HARRISBURG, Pa. (WHTM) — One day after joining protests in Harrisburg, Gov. Tom Wolf announced law enforcement reform throughout the commonwealth and how to best manage this period of strife in Pennsylvania.
The governor began Thursday’s press briefing with a moment of silence for George Floyd before addressing the current climate of the commonwealth and the unrest that has driven the protests.
“Right now our resolve is being tested,” Wolf said.
The governor then discussed steps that his administration will be taking to reform policing in Pennsylvania. The reforms he laid out, call for reviewing police training curricula, which includes determining the use of force standards. Standardized testing and best practices for verbal de-escalation methods, trauma-centered approaches, mental health first aid, and implicit bias training will also be implemented.
Wolf said the reforms are based on a 21st century policing report by former President Barack Obama and was co-chaired by Philadelphia Police Commissioner Charles Ramsey.
The Pennsylvania Commission on Crime and Delinquency will be tasked with assisting municipalities to develop ‘Citizen Police Advisory Boards’, which will address police action that leads to injury or death, as well as a panel to examine racial and ethnic disparity.
The governor recalled garnering bipartisan support for previous criminal justice reform and is looking at holding that same support this time as well.
“This is about the broad system of inequities that have sustained racism in the United States and Pennsylvania for too many centuries,” Wolf said.
In a news release, the Wolf Administration outlined the following reforms it anticipates implementing:
- Creation of a Deputy Inspector General within the Pennsylvania Office of State Inspector General (OSIG) focused on deterring, detecting, preventing, and eradicating fraud, waste, misconduct, and abuse amongst law enforcement agencies under the Governor’s jurisdiction.

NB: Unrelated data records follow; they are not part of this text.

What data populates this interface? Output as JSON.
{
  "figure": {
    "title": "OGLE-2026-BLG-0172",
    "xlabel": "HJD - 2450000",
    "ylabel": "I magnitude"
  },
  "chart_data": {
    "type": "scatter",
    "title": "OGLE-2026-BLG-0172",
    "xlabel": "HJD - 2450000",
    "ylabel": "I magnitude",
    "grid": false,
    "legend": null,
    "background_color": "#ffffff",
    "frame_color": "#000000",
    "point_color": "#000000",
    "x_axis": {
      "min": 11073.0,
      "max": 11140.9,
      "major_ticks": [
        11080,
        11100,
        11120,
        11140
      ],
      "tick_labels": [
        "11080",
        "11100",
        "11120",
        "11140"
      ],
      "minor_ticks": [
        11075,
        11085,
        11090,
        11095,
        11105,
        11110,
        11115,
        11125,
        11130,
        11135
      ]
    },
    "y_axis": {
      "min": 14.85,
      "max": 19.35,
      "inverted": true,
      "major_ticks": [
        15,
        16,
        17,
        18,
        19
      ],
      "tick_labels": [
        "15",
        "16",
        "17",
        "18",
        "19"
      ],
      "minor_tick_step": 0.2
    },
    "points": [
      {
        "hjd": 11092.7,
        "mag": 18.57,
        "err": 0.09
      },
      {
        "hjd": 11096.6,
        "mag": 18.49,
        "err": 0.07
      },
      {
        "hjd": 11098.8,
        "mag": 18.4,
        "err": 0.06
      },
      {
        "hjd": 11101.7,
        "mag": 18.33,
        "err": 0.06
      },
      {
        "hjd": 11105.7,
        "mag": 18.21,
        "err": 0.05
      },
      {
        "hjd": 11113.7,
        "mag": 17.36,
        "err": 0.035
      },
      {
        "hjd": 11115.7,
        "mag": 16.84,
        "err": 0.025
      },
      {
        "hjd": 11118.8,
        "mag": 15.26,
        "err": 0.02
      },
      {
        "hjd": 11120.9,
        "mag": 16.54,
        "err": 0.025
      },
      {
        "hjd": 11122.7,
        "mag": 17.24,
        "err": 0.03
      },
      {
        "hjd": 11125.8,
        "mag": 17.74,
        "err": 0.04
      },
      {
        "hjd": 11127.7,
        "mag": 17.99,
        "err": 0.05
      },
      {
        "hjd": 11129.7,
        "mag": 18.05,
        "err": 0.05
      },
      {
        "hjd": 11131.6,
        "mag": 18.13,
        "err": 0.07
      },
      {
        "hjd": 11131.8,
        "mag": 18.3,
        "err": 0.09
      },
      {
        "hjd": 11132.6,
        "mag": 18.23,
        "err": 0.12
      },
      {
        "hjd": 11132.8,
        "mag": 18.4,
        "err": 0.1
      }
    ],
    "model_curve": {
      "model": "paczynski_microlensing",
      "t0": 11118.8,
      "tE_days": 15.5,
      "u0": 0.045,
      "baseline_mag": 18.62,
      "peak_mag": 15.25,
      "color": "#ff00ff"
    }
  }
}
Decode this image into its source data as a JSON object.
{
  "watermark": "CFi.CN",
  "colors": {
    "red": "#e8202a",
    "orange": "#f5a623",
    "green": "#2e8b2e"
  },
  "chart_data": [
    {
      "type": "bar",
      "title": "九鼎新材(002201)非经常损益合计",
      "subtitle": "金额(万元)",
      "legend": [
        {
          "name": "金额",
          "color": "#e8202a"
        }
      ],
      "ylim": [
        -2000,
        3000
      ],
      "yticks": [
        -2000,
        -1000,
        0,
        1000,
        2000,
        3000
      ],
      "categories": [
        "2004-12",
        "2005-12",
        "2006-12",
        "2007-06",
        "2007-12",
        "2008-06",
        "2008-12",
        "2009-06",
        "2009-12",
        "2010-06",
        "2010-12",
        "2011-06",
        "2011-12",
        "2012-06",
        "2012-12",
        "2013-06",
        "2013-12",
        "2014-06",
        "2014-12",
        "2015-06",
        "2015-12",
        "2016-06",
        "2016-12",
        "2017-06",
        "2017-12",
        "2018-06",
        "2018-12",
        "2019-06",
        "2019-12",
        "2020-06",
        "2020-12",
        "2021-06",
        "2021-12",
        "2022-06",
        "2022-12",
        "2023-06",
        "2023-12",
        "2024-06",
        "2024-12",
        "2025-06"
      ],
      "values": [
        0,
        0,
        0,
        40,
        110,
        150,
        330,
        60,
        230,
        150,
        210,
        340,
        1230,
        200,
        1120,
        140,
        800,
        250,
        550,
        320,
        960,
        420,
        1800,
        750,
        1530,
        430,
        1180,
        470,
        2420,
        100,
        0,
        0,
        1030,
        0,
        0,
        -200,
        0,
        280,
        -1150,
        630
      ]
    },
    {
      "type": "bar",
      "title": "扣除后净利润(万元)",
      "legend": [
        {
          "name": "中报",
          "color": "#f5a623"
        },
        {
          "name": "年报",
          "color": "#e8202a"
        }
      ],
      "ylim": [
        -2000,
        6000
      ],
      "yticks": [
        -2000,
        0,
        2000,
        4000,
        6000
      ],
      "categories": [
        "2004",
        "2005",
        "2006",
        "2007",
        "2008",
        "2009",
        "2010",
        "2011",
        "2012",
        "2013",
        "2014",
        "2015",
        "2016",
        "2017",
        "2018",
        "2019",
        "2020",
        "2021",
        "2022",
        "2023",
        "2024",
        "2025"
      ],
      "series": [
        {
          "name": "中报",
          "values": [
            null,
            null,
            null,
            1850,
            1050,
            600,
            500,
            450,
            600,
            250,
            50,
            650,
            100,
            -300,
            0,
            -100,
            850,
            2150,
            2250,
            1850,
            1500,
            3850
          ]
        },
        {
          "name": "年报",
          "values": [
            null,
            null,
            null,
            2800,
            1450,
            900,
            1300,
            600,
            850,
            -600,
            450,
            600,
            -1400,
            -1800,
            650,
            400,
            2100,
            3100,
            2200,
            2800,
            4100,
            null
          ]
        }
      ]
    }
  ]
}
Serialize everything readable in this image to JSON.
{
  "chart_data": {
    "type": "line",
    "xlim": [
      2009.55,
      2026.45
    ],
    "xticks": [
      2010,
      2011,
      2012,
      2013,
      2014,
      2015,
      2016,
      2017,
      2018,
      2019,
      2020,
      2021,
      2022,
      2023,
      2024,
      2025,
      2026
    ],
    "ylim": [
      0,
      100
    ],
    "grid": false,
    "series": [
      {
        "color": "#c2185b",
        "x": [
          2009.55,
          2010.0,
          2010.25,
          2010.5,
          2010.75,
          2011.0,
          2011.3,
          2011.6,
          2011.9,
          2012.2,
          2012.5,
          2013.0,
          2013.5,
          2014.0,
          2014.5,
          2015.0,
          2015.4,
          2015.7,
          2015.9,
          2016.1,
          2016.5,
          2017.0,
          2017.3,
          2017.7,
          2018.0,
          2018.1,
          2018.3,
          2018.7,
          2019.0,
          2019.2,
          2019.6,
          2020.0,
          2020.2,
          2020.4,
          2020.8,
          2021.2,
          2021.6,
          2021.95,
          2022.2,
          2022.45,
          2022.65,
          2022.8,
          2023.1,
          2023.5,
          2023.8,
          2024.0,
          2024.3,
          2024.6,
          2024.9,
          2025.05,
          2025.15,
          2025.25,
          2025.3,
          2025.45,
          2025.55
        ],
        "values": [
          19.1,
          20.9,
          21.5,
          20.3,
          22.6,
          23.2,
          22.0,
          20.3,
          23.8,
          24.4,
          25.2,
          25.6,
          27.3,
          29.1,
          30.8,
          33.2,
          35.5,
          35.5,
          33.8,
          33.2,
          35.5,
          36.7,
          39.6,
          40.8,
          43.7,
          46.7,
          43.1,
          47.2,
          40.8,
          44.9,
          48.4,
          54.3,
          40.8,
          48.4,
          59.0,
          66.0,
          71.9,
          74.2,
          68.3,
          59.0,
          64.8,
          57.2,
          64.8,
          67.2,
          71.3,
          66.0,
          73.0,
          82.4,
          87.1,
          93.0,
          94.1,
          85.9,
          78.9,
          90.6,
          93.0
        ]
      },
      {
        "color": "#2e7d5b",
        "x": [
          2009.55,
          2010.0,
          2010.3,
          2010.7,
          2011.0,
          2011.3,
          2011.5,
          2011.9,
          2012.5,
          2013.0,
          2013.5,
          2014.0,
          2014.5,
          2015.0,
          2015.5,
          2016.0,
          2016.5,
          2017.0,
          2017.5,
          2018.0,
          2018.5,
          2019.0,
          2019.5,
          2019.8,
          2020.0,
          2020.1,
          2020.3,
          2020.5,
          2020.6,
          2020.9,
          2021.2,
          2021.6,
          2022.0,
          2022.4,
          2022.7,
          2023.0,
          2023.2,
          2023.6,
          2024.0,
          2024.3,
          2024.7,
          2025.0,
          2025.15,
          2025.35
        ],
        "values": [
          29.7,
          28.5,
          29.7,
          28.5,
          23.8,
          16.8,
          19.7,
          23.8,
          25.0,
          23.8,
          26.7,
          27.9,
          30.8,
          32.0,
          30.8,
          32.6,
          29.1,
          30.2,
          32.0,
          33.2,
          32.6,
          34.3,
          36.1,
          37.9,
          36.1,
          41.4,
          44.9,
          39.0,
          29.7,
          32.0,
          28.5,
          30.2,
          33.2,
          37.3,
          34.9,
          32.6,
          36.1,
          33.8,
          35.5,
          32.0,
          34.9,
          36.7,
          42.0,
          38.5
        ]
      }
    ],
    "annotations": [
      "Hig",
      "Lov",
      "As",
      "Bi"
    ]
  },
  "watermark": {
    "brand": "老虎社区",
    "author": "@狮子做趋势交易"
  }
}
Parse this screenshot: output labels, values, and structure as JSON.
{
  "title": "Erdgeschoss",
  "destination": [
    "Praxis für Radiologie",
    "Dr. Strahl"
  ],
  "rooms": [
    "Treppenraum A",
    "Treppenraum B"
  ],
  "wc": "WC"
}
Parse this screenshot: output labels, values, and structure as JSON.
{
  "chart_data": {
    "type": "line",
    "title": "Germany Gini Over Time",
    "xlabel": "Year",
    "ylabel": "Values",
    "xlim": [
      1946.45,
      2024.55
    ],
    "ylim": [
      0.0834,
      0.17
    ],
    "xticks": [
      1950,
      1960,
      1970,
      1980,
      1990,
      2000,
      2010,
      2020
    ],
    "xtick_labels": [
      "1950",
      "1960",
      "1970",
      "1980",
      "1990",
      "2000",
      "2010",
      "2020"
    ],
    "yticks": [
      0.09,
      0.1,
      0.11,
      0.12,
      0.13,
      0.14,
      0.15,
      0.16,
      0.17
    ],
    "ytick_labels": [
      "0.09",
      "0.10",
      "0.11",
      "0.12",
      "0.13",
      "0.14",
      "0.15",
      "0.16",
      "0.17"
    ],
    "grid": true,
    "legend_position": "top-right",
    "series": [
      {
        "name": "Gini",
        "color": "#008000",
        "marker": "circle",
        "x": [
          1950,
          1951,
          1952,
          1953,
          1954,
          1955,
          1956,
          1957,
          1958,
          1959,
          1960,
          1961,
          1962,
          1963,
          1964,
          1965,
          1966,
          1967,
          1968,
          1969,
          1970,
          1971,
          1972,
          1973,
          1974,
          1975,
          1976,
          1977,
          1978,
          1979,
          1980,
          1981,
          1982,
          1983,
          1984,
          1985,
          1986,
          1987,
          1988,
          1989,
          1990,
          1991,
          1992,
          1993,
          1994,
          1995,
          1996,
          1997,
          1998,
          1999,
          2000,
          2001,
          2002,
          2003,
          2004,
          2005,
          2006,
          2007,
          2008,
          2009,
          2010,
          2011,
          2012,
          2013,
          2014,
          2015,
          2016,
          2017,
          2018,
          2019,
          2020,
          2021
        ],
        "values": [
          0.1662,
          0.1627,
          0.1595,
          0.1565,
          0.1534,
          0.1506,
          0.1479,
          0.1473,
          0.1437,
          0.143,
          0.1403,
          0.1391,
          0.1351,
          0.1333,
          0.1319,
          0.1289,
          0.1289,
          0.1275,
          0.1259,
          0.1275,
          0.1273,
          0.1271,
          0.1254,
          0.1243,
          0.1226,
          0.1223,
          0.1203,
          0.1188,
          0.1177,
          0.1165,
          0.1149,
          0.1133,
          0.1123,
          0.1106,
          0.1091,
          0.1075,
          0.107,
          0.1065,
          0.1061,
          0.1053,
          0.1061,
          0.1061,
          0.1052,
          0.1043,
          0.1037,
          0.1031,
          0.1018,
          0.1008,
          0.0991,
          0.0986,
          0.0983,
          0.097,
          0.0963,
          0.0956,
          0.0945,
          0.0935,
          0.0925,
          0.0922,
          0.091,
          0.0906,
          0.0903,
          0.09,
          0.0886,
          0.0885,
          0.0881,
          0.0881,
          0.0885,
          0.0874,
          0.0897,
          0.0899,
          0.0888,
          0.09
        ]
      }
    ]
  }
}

- Creation of a Pennsylvania State Law Enforcement Advisory Commission that reviews allegations of misconduct by law enforcement personnel under the governor’s jurisdiction.
- Providing technical assistance to municipalities from the Pennsylvania Commission on Crime and Delinquency to encourage the creation of local citizen advisory boards.
- Creation of a Racial and Ethnic Disparities Subcommittee under the Criminal Justice Advisory Committee at PCCD.
- Reviewing Training and Education of Officers. All training academies for law enforcement must review current use of force training standards for law enforcement and form a workgroup to develop model training standards to ensure that all officers receive the best instruction in their interactions with the public. Departments should be striving to obtain state and or national accreditation. Accreditation is a key component in assisting departments in the evaluation and improvement of their standards and practices.
- Enhancing Officer Safety and Wellness. Enhancing current mental health initiatives and offering targeted mental health supports for officers to deal with trauma and reduce stigma for getting help.
- Supporting Legislative Reforms. The governor will work with the legislature on reforms, including legislation proposed that provides for improved access to police videos, an oversight board for officer training and continuing education, a special prosecutor in deadly force cases, interdepartmental law enforcement hiring reform, and PTSD evaluation for police officers. Earlier this week, members of the Police Reform Working Group, which includes state and local elected officials, the chief defender of the Defender Association of Philadelphia, as well as several attorneys, put forward proposals to address growing frustration with racism, oppression and rooting out law enforcement misconduct.